Success is a fickle and fleeting mistress

Once upon a time, back around 2012 or so, everything looked as if I were on target to be able to drop everything and rely solely on income from book sales. I was thrilled and thankful to have found myself in that position. I’d put in so much hard work to reach that point and planned on continuing that trajectory.

I wrote, and I wrote, and I wrote yet some more. I developed friendships and made connections that were critical not just my financial success, but to happiness and general well being. I made some incredible friends (and still have them to this day). It seems as if I were at the heart of a thriving community of fellow writers that wanted nothing more than to help each other succeed at this thing called authorship.

Watch this episode of Me And My Muse for even more information on the subject at hand.

But then, something strange happened. The bottom fell out. Sales disappeared and markets dried up.

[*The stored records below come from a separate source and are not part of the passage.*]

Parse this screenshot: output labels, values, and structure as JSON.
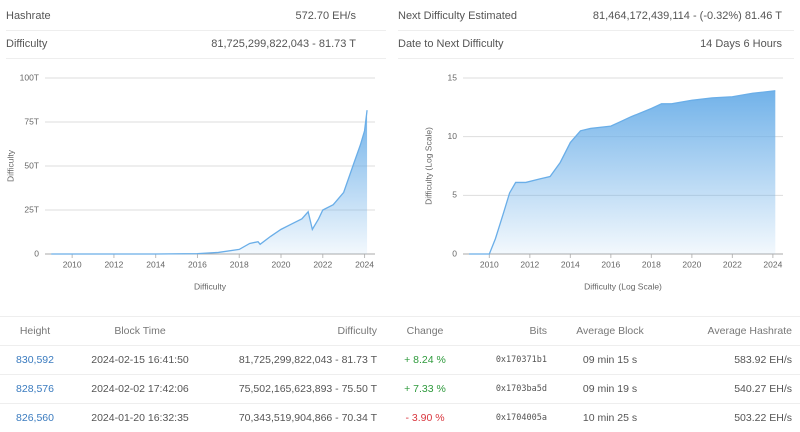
{
  "stats": [
    {
      "label": "Hashrate",
      "value": "572.70 EH/s"
    },
    {
      "label": "Difficulty",
      "value": "81,725,299,822,043 - 81.73 T"
    },
    {
      "label": "Next Difficulty Estimated",
      "value": "81,464,172,439,114 - (-0.32%) 81.46 T"
    },
    {
      "label": "Date to Next Difficulty",
      "value": "14 Days 6 Hours"
    }
  ],
  "chart_data": [
    {
      "type": "area",
      "x_label": "Difficulty",
      "y_label": "Difficulty",
      "color": "#6aaee8",
      "x": [
        2009,
        2012,
        2014,
        2016,
        2017,
        2018,
        2018.5,
        2018.9,
        2019,
        2019.5,
        2020,
        2020.5,
        2021,
        2021.3,
        2021.5,
        2021.8,
        2022,
        2022.5,
        2023,
        2023.5,
        2023.8,
        2024,
        2024.12
      ],
      "values": [
        0,
        0,
        0.02,
        0.2,
        0.9,
        2.6,
        6,
        7,
        5.5,
        10,
        14,
        17,
        20,
        24,
        14,
        20,
        25,
        28,
        35,
        52,
        62,
        70,
        81.73
      ],
      "xlim": [
        2008.7,
        2024.5
      ],
      "xticks": [
        2010,
        2012,
        2014,
        2016,
        2018,
        2020,
        2022,
        2024
      ],
      "ylim": [
        0,
        100
      ],
      "yticks": [
        0,
        {
          "value": 25,
          "label": "25T"
        },
        {
          "value": 50,
          "label": "50T"
        },
        {
          "value": 75,
          "label": "75T"
        },
        {
          "value": 100,
          "label": "100T"
        }
      ],
      "grid": true
    },
    {
      "type": "area",
      "x_label": "Difficulty (Log Scale)",
      "y_label": "Difficulty (Log Scale)",
      "color": "#6aaee8",
      "x": [
        2009,
        2010,
        2010.3,
        2010.7,
        2011,
        2011.3,
        2011.8,
        2012.5,
        2013,
        2013.5,
        2014,
        2014.5,
        2015,
        2016,
        2016.5,
        2017,
        2018,
        2018.5,
        2019,
        2020,
        2021,
        2022,
        2023,
        2024.12
      ],
      "values": [
        0,
        0,
        1.3,
        3.5,
        5.2,
        6.1,
        6.1,
        6.4,
        6.6,
        7.8,
        9.5,
        10.5,
        10.7,
        10.9,
        11.3,
        11.7,
        12.4,
        12.8,
        12.8,
        13.1,
        13.3,
        13.4,
        13.7,
        13.91
      ],
      "xlim": [
        2008.7,
        2024.5
      ],
      "xticks": [
        2010,
        2012,
        2014,
        2016,
        2018,
        2020,
        2022,
        2024
      ],
      "ylim": [
        0,
        15
      ],
      "yticks": [
        0,
        5,
        10,
        15
      ],
      "grid": true
    }
  ],
  "table": {
    "columns": [
      "Height",
      "Block Time",
      "Difficulty",
      "Change",
      "Bits",
      "Average Block",
      "Average Hashrate"
    ],
    "rows": [
      [
        "830,592",
        "2024-02-15 16:41:50",
        "81,725,299,822,043 - 81.73 T",
        "+ 8.24 %",
        "0x170371b1",
        "09 min 15 s",
        "583.92 EH/s"
      ],
      [
        "828,576",
        "2024-02-02 17:42:06",
        "75,502,165,623,893 - 75.50 T",
        "+ 7.33 %",
        "0x1703ba5d",
        "09 min 19 s",
        "540.27 EH/s"
      ],
      [
        "826,560",
        "2024-01-20 16:32:35",
        "70,343,519,904,866 - 70.34 T",
        "- 3.90 %",
        "0x1704005a",
        "10 min 25 s",
        "503.22 EH/s"
      ]
    ],
    "change_colors": [
      "#2e9a3c",
      "#2e9a3c",
      "#d9363e"
    ],
    "link_color": "#3a7bbf"
  }
}
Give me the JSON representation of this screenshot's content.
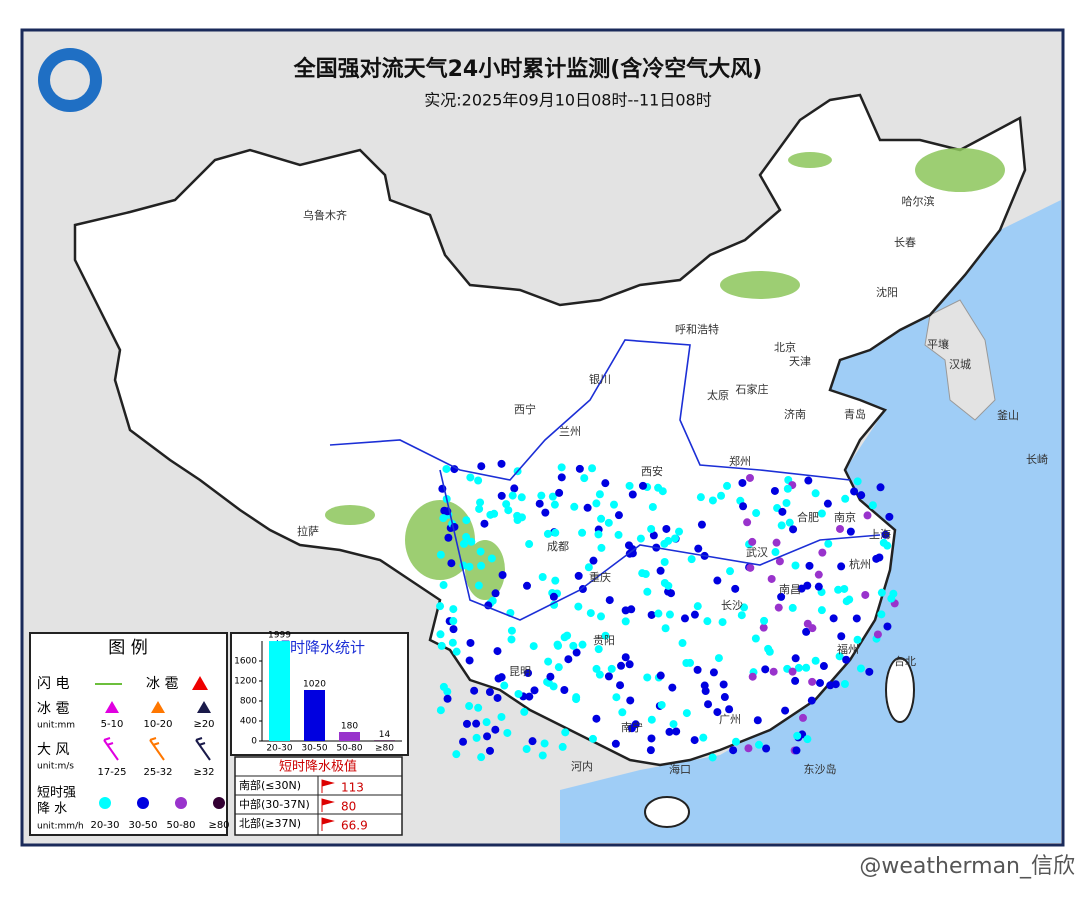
{
  "header": {
    "title": "全国强对流天气24小时累计监测(含冷空气大风)",
    "subtitle": "实况:2025年09月10日08时--11日08时"
  },
  "cities": [
    "乌鲁木齐",
    "哈尔滨",
    "长春",
    "沈阳",
    "呼和浩特",
    "北京",
    "天津",
    "银川",
    "太原",
    "石家庄",
    "济南",
    "青岛",
    "西宁",
    "兰州",
    "郑州",
    "西安",
    "拉萨",
    "成都",
    "合肥",
    "南京",
    "上海",
    "武汉",
    "重庆",
    "杭州",
    "长沙",
    "南昌",
    "贵阳",
    "福州",
    "昆明",
    "南宁",
    "广州",
    "台北",
    "海口",
    "平壤",
    "汉城",
    "釜山",
    "长崎",
    "河内",
    "东沙岛"
  ],
  "legend": {
    "title": "图 例",
    "lightning": "闪 电",
    "hail_head": "冰 雹",
    "hail": "冰 雹",
    "hail_unit": "unit:mm",
    "hail_ranges": [
      "5-10",
      "10-20",
      "≥20"
    ],
    "wind": "大 风",
    "wind_unit": "unit:m/s",
    "wind_ranges": [
      "17-25",
      "25-32",
      "≥32"
    ],
    "rain_1": "短时强",
    "rain_2": "降 水",
    "rain_unit": "unit:mm/h",
    "rain_ranges": [
      "20-30",
      "30-50",
      "50-80",
      "≥80"
    ]
  },
  "stats_chart": {
    "type": "bar",
    "title": "短时降水统计",
    "categories": [
      "20-30",
      "30-50",
      "50-80",
      "≥80"
    ],
    "values": [
      1999,
      1020,
      180,
      14
    ],
    "colors": [
      "#00ffff",
      "#0000e0",
      "#9933cc",
      "#330033"
    ],
    "ylim": [
      0,
      2000
    ],
    "yticks": [
      0,
      400,
      800,
      1200,
      1600
    ]
  },
  "extremes": {
    "title": "短时降水极值",
    "rows": [
      [
        "南部(≤30N)",
        "113"
      ],
      [
        "中部(30-37N)",
        "80"
      ],
      [
        "北部(≥37N)",
        "66.9"
      ]
    ]
  },
  "watermark": "@weatherman_信欣"
}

Every author I knew stood in the gym, looking around to try and understand where everybody went. We were alone at the dance and the DJ was playing some really crappy tunes.

It took us quite some time to realize what had happened…and to this day we’re not 100% sure. Bottom line? Every genre is super-saturated with books (some of which probably shouldn’t have ever been published) and both writers and readers are suffering from marketing fatigue.

Some authors even gave up. They couldn’t take the idea of having to spend more time marketing than creating. All of a sudden we were one step away from being nothing more than retailers, hawking the same wares everyone else had to shill.

We felt dirty.

But many of us continued on, hoping like hell the tide would roll back, allowing us to reclaim that success we once had.

Unfortunately, that tied has yet to receed.

There are days that it’s almost painful to deal with, and others where you just shrug it off. And when I recently read Gary Numan’s autobiography, (R)Evolution, I realized it wan’t just writers who suffered from the transient nature of success. Every artist did.

In Numan’s case it was a major free fall from grace. I’ve been a fan of Mr. Numan’s music since the 80s, so reading him tell of how the bottom dropped out was heart breaking.

It’s Gary-freakin-Numan! Come on!

I hate to say Numan’s fall gave me some relief (only because I know his recovery from said fall was a remarkable comeback for the ages). Knowing one of my music idols was able to come back from near obscurity made me realize that it can happen to anyone at any time.

So to all of my artist friends out there, no matter what medium you work in, know that success is a very transient thing. One minute you’re on top of the world and the next you’re struggling with a profound level of loss.

How do you deal with it? You keep on moving forward, never letting it take you down. You persevere and continue improving your craft in any and every way you can.

Although I don’t have the answers to the bigger questions (such as, “How do I get my audience back????!!!!!”), I can say that during these dips in success (which happen frequently), it’s important that you don’t let impostor syndrome and doubt take you down.

Have faith in yourself and your craft. Be patient and be diligent. And know that there are always others you can turn to for commiseration and support.

Remember, a rising tide lifts all boats. Let’s be the tide for one another.